Stefan Hajnoczi <stefanha@redhat.com> writes:

> On Sun, Feb 14, 2016 at 02:22:10PM +0800, Fam Zheng wrote:
>> On Tue, 02/09 13:47, Stefan Hajnoczi wrote:
>> > On Mon, Feb 08, 2016 at 03:17:23PM +0000, Dr. David Alan Gilbert wrote:
>> > > Does this make sense to everyone else, or does anyone have any better
>> > > suggestions?
>> > 
>> > As a concrete example, any monitor command that calls bdrv_drain_all()
>> > can hang forever with the QEMU global mutex held if I/O requests are
>> > stuck (e.g. NFS mount is unreachable).
>> > 
>> > bdrv_aio_cancel() can also hang but is mostly exposed to device
>> > emulation, not the monitor.
>> > 
>> > One solution for these block layer functions is to add a timeout
>> > argument and let them return an error.  This way the monitor and device
>> > emulation do not hang forever.
>> 
>> Yes, there are a few places in block layer invoking aio_poll() in a loop
>> waiting for certain events, and a disconnected network link could make QEMU
>> hang. In these cases a timeout is a huge improvement.  Maybe we can mark the
>> BDS as "hanging" (-EIO is returned for all further requests) and let
>> bdrv_drain_all() return.
>
> No, we need to be very careful about hung requests that are still in
> flight.  They could complete after a long time and modify the disk or
> guest RAM.
>
> The only thing bdrv_drain_all() can return is -ETIME.  Beyond that it
> cannot pretend that requests have been drained since that could lead to
> data corruption/loss.
>
> The caller has to abort whatever it was trying to do since it has no
> guarantee that requests have drained.  Maybe the remaining requests will
> fail and go away, maybe they will complete.  We don't know...
>
>> > 
>> > The benefit of the timeout is that both monitor and device emulation
>> > hangs are tackled.  It also doesn't require monitor changes.
>> > 
>> > I'm not sure who chooses the timeout value and which value makes sense
>> > (policy vs mechanism separation)...
>> 
>> Default to 30 seconds like Linux, and make it tunable through command line
>> options as well as QMP?
>
> Yes.  Either commands that block can take an optional timeout (seconds)

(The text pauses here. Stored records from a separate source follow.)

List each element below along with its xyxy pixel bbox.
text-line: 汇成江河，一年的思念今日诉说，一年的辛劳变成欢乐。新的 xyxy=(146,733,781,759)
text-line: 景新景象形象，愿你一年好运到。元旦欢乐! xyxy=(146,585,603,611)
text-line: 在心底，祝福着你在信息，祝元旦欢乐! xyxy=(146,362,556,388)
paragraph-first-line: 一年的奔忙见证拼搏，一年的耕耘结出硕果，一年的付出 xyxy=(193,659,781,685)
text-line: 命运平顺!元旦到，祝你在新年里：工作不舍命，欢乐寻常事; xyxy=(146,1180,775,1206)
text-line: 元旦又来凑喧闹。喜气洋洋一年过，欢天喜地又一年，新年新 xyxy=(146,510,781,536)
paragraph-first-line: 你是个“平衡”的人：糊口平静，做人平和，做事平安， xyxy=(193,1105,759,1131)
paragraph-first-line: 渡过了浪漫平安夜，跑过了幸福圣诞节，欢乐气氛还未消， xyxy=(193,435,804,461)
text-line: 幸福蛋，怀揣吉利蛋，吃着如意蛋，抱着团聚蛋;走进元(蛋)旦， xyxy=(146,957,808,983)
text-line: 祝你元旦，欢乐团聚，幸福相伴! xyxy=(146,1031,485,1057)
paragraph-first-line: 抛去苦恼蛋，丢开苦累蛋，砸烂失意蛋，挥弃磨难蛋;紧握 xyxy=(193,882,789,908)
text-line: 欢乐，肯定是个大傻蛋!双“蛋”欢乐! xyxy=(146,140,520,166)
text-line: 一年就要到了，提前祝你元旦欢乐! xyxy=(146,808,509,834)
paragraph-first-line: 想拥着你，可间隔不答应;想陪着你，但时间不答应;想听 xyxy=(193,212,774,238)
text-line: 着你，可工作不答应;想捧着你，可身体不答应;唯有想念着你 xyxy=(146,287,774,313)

> parameter, or we could have a global disk I/O timeout value.  I prefer
> passing an optional per-command value.
>
> Libvirt and other sophisticated clients could begin using it in a
> backwards-compatible way.  Existing code wouldn't use it and still
> suffer from the hang problem (but at least QEMU is
> backwards-compatible).

I'm not arguing against timeouts, I just want to remind everyone that
blocking while holding the BQL is a bug, and limiting the block time
with timeouts is a work-around, no more, no less.